GNOME Bugzilla – Bug 760462
[regression] Requesting treeview style context from CellLayoutDataFunc is causing endless pixel cache updates resulting in high CPU
Last modified: 2016-01-17 20:33:56 UTC
Created attachment 318730 [details] Test case. Compile with command: valac --pkg gtk+-3.0 testcase.vala Few days ago I got a bug report from a Haguichi [1] user, that it was using lots of CPU when the window was visible and the network list filled [2]. As I could only reproduce this on distro's running Gtk+ 3.18, it was safe to assume my app hit an Gtk+ regression. With this reproducable case and the gitlog for Gtk+ 3.18 mentioning "pixel cache" a lot of times [3] the cause was found quite soon. GTK inspector showed treeview disco with "Show Pixel Cache" turned on. The question still remained what triggered these endless pixel cache updates. Thankfully, i discovered it was requesting the style context of the treeview from within the CellLayoutDataFunc. As soon as i moved that request outside of that function CPU pixel cache updates were normal again and so was CPU. So it seems likes this triggers a loop. Requesting style context triggers pixel cache refresh, which triggers the CellLayoutDataFunc, which requests the style context that triggers the pixel cache again, etc, etc. I have attached a simple testcase to reproduce this bug. [1] https://www.haguichi.net [2] https://bugs.launchpad.net/haguichi/+bug/1531587 [3] https://git.gnome.org/browse/gtk+/log/?h=gtk-3-18&qt=grep&q=treeview
See https://blogs.gnome.org/mclasen/2015/11/20/a-gtk-update/ ("What do you have to do ?" header)
Christoph: That blog post only mentions 3.19.x.
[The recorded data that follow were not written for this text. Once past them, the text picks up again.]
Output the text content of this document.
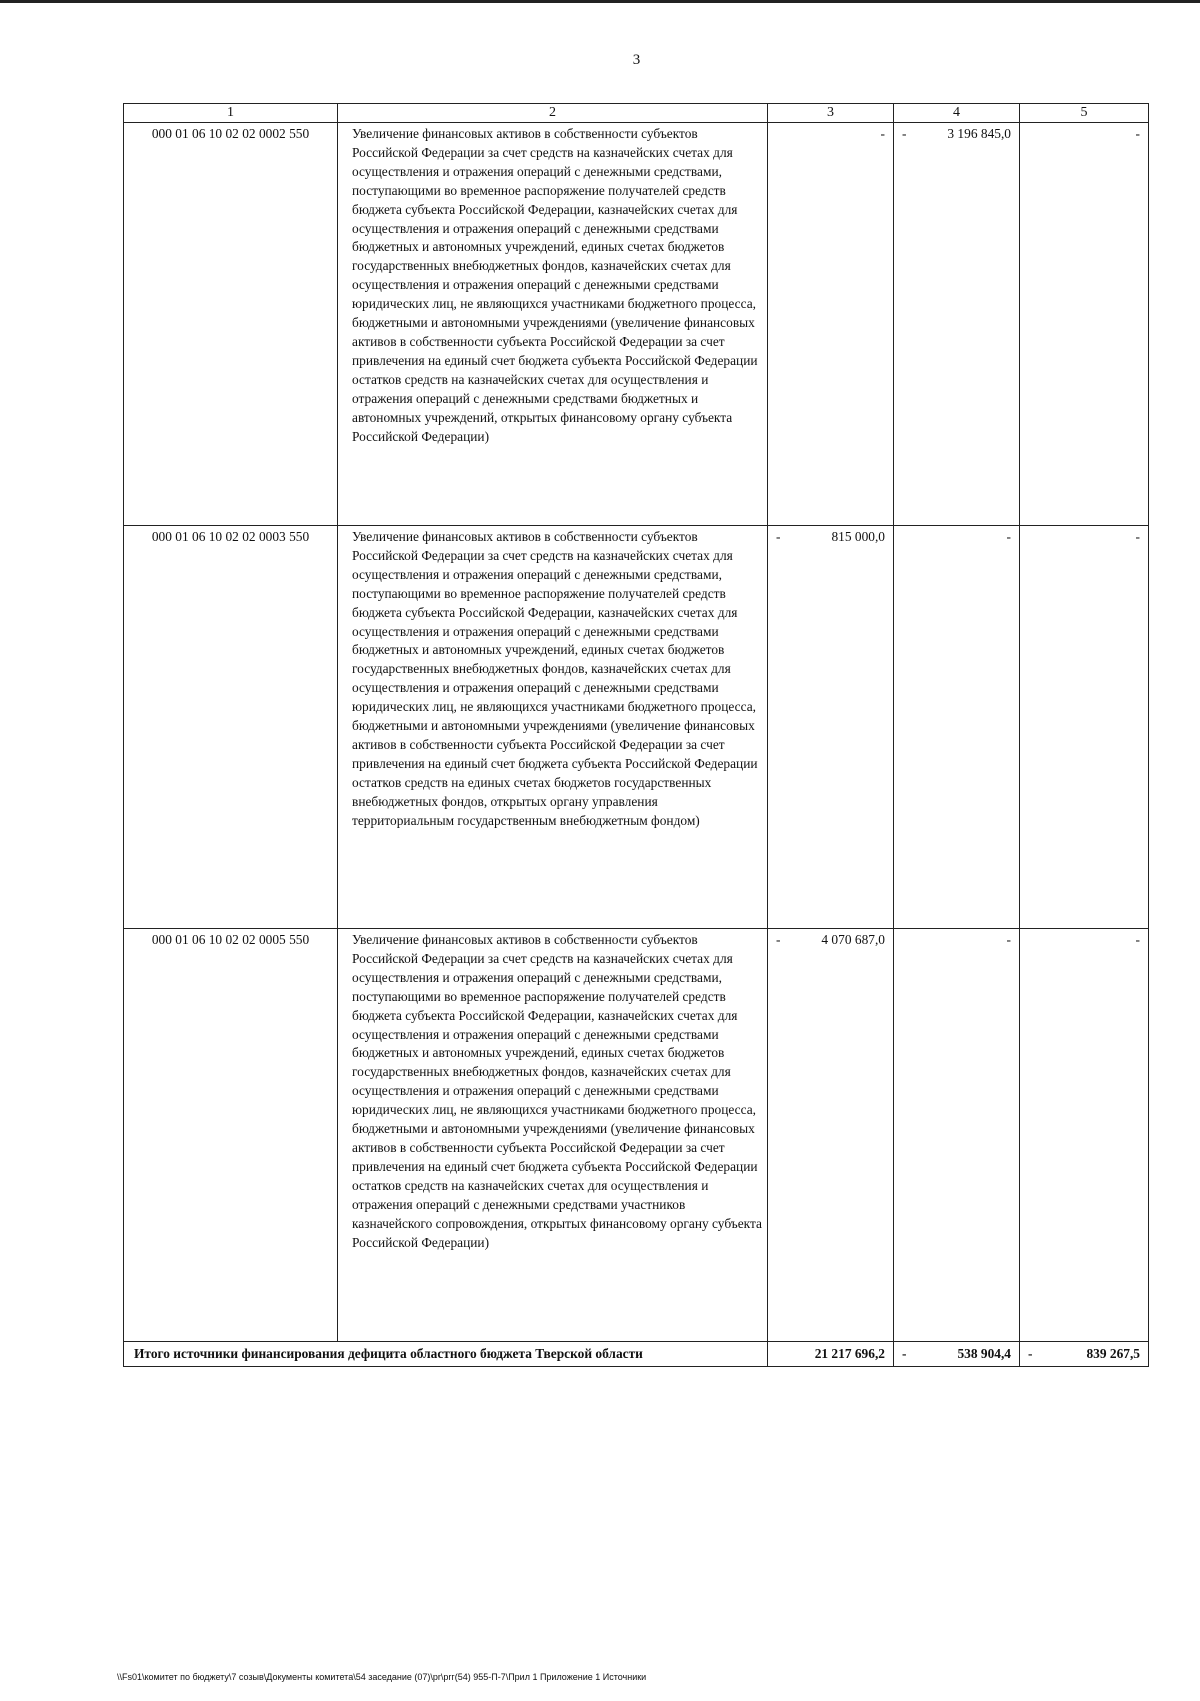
3
1	2	3	4	5
000 01 06 10 02 02 0002 550	Увеличение финансовых активов в собственности субъектов Российской Федерации за счет средств на казначейских счетах для осуществления и отражения операций с денежными средствами, поступающими во временное распоряжение получателей средств бюджета субъекта Российской Федерации, казначейских счетах для осуществления и отражения операций с денежными средствами бюджетных и автономных учреждений, единых счетах бюджетов государственных внебюджетных фондов, казначейских счетах для осуществления и отражения операций с денежными средствами юридических лиц, не являющихся участниками бюджетного процесса, бюджетными и автономными учреждениями (увеличение финансовых активов в собственности субъекта Российской Федерации за счет привлечения на единый счет бюджета субъекта Российской Федерации остатков средств на казначейских счетах для осуществления и отражения операций с денежными средствами бюджетных и автономных учреждений, открытых финансовому органу субъекта Российской Федерации)	-	- 3 196 845,0	-

000 01 06 10 02 02 0003 550	Увеличение финансовых активов в собственности субъектов Российской Федерации за счет средств на казначейских счетах для осуществления и отражения операций с денежными средствами, поступающими во временное распоряжение получателей средств бюджета субъекта Российской Федерации, казначейских счетах для осуществления и отражения операций с денежными средствами бюджетных и автономных учреждений, единых счетах бюджетов государственных внебюджетных фондов, казначейских счетах для осуществления и отражения операций с денежными средствами юридических лиц, не являющихся участниками бюджетного процесса, бюджетными и автономными учреждениями (увеличение финансовых активов в собственности субъекта Российской Федерации за счет привлечения на единый счет бюджета субъекта Российской Федерации остатков средств на единых счетах бюджетов государственных внебюджетных фондов, открытых органу управления территориальным государственным внебюджетным фондом)	- 815 000,0	-	-

000 01 06 10 02 02 0005 550	Увеличение финансовых активов в собственности субъектов Российской Федерации за счет средств на казначейских счетах для осуществления и отражения операций с денежными средствами, поступающими во временное распоряжение получателей средств бюджета субъекта Российской Федерации, казначейских счетах для осуществления и отражения операций с денежными средствами бюджетных и автономных учреждений, единых счетах бюджетов государственных внебюджетных фондов, казначейских счетах для осуществления и отражения операций с денежными средствами юридических лиц, не являющихся участниками бюджетного процесса, бюджетными и автономными учреждениями (увеличение финансовых активов в собственности субъекта Российской Федерации за счет привлечения на единый счет бюджета субъекта Российской Федерации остатков средств на казначейских счетах для осуществления и отражения операций с денежными средствами участников казначейского сопровождения, открытых финансовому органу субъекта Российской Федерации)	- 4 070 687,0	-	-

Итого источники финансирования дефицита областного бюджета Тверской области		21 217 696,2	- 538 904,4	- 839 267,5
\\Fs01\комитет по бюджету\7 созыв\Документы комитета\54 заседание (07)\pr\prг(54) 955-П-7\Прил 1 Приложение 1 Источники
The regression I describe occurs already in 3.18. Even so, a blog post is a very bad excuse for regressions or deliberate breakage.
(In reply to Stephen Brandt from comment #2) > Christoph: That blog post only mentions 3.19.x. The regression I describe > occurs already in 3.18. Even so, a blog post is a very bad excuse for > regressions or deliberate breakage. True and true. I just remember something similar in 3.18 that was also fixed by this change. I don't know more than you do about this, but maybe the code in the blog post helps in your case. GTK+ devs probably know more about this.
The fact that using the wrong state flags prints a warning is new, nothing else. I can reproduce the high memory usage in that code snippet and I can fix it by using the mentioned save/restore calls. I.e. 3.19 now tells you that you're doing something wrong.
So then why has the get_color call [1] a state parameter, as that parameter suddenly only accepts the state it's currently in...? [1] http://valadoc.org/#!api=gtk+-3.0/Gtk.StyleContext.get_color
(In reply to Stephen Brandt from comment #5) > So then why has the get_color call [1] a state parameter, as that parameter > suddenly only accepts the state it's currently in...? > > [1] http://valadoc.org/#!api=gtk+-3.0/Gtk.StyleContext.get_color The parameter is there for historical reasons. We won't just change the api. As our css implementation has matured, it has become clear that we can't quite keep the promise that the style context APIs make. We should look at introducing new api without the state parameter.
I've documented the restrictions on the state argument a little better now.